Abstract
The presence of confabulation following brain damage can obstruct neuropsychological rehabilitation and management. A recent theoretical approach to confabulation emphasises that neurocognitive deficits are not sufficient to account for the content of confabulation. As a result, they are also insufficient to address the unique rehabilitation challenges that confabulation raises. Instead, confabulation could be best understood as the magnification of existing reconstructive memory processes, influenced by both neurocognitive and motivational factors.

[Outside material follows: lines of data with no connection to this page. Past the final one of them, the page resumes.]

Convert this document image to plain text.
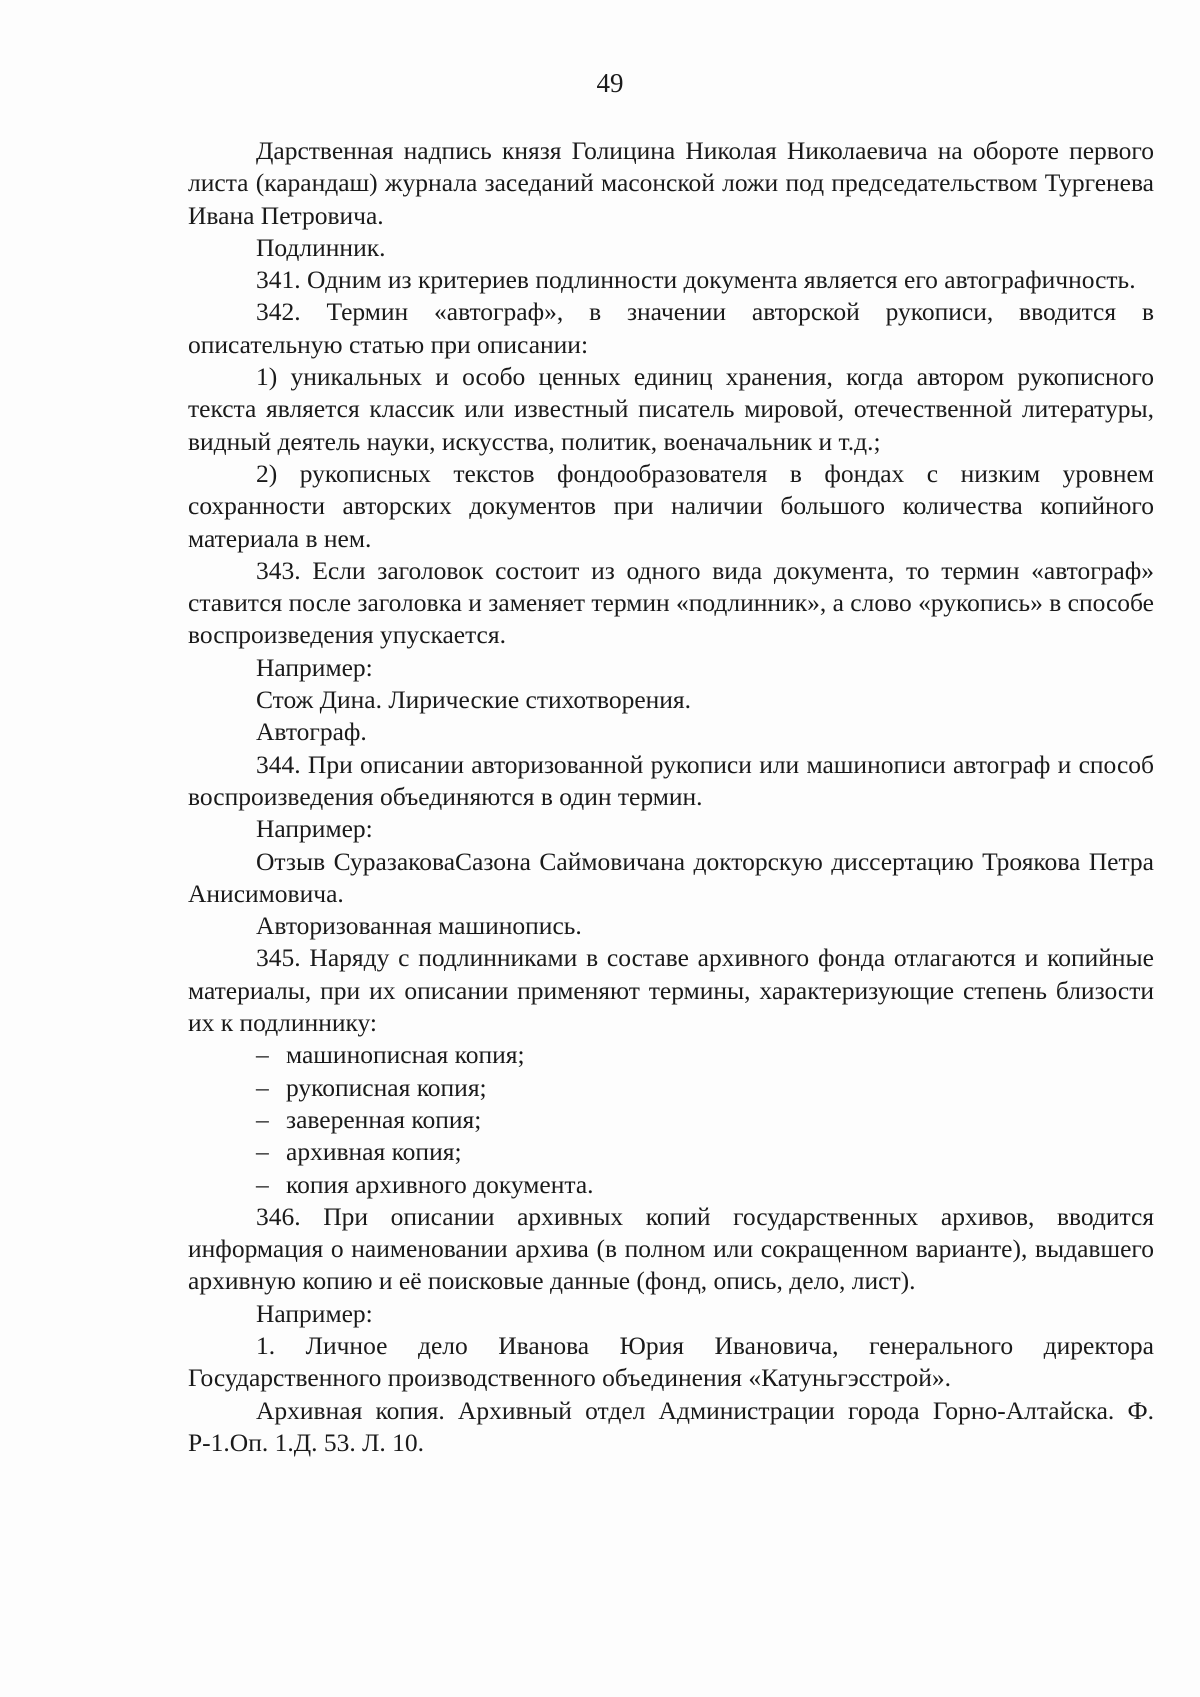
49

Дарственная надпись князя Голицина Николая Николаевича на обороте первого листа (карандаш) журнала заседаний масонской ложи под председательством Тургенева Ивана Петровича.

Подлинник.

341. Одним из критериев подлинности документа является его автографичность.

342. Термин «автограф», в значении авторской рукописи, вводится в описательную статью при описании:

1) уникальных и особо ценных единиц хранения, когда автором рукописного текста является классик или известный писатель мировой, отечественной литературы, видный деятель науки, искусства, политик, военачальник и т.д.;

2) рукописных текстов фондообразователя в фондах с низким уровнем сохранности авторских документов при наличии большого количества копийного материала в нем.

343. Если заголовок состоит из одного вида документа, то термин «автограф» ставится после заголовка и заменяет термин «подлинник», а слово «рукопись» в способе воспроизведения упускается.

Например:

Стож Дина. Лирические стихотворения.

Автограф.

344. При описании авторизованной рукописи или машинописи автограф и способ воспроизведения объединяются в один термин.

Например:

Отзыв СуразаковаСазона Саймовичана докторскую диссертацию Троякова Петра Анисимовича.

Авторизованная машинопись.

345. Наряду с подлинниками в составе архивного фонда отлагаются и копийные материалы, при их описании применяют термины, характеризующие степень близости их к подлиннику:

– машинописная копия;
– рукописная копия;
– заверенная копия;
– архивная копия;
– копия архивного документа.

346. При описании архивных копий государственных архивов, вводится информация о наименовании архива (в полном или сокращенном варианте), выдавшего архивную копию и её поисковые данные (фонд, опись, дело, лист).

Например:

1. Личное дело Иванова Юрия Ивановича, генерального директора Государственного производственного объединения «Катуньгэсстрой».

Архивная копия. Архивный отдел Администрации города Горно-Алтайска. Ф. Р-1.Оп. 1.Д. 53. Л. 10.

The paper reviews recent experimental findings showing that confabulations serve important functions of self-coherence and self-enhancement, despite their poor correspondence to reality. Case material is used to illustrate the meaningfulness of confabulation from the subjective perspective of the patient and to demonstrate that such a theoretical approach to confabulation can best inform management and rehabilitation efforts.
Acknowledgments
I am thankful to RM and his family. I am also particularly grateful to Stephen Tyrer and Philippa Griffiths for their valuable advice, collaboration and clinical insights.
Notes
1The term confabulation has also been used to describe the unintentionally false statements of patients in many other memory-independent neurological syndromes, such as right-hemisphere unawareness syndromes (e.g., Feinberg & Roane, Citation1997; Fotopoulou & Conway, Citation2004; Tallberg, Citation2001). Some of the issues raised here in relation to confabulations about personal memory may be of relevance to the rehabilitation of other forms of false memories and beliefs. However, different neurocognitive deficits and motivational factors may need to be emphasised in each syndrome and these considerations go beyond the scope of the current paper.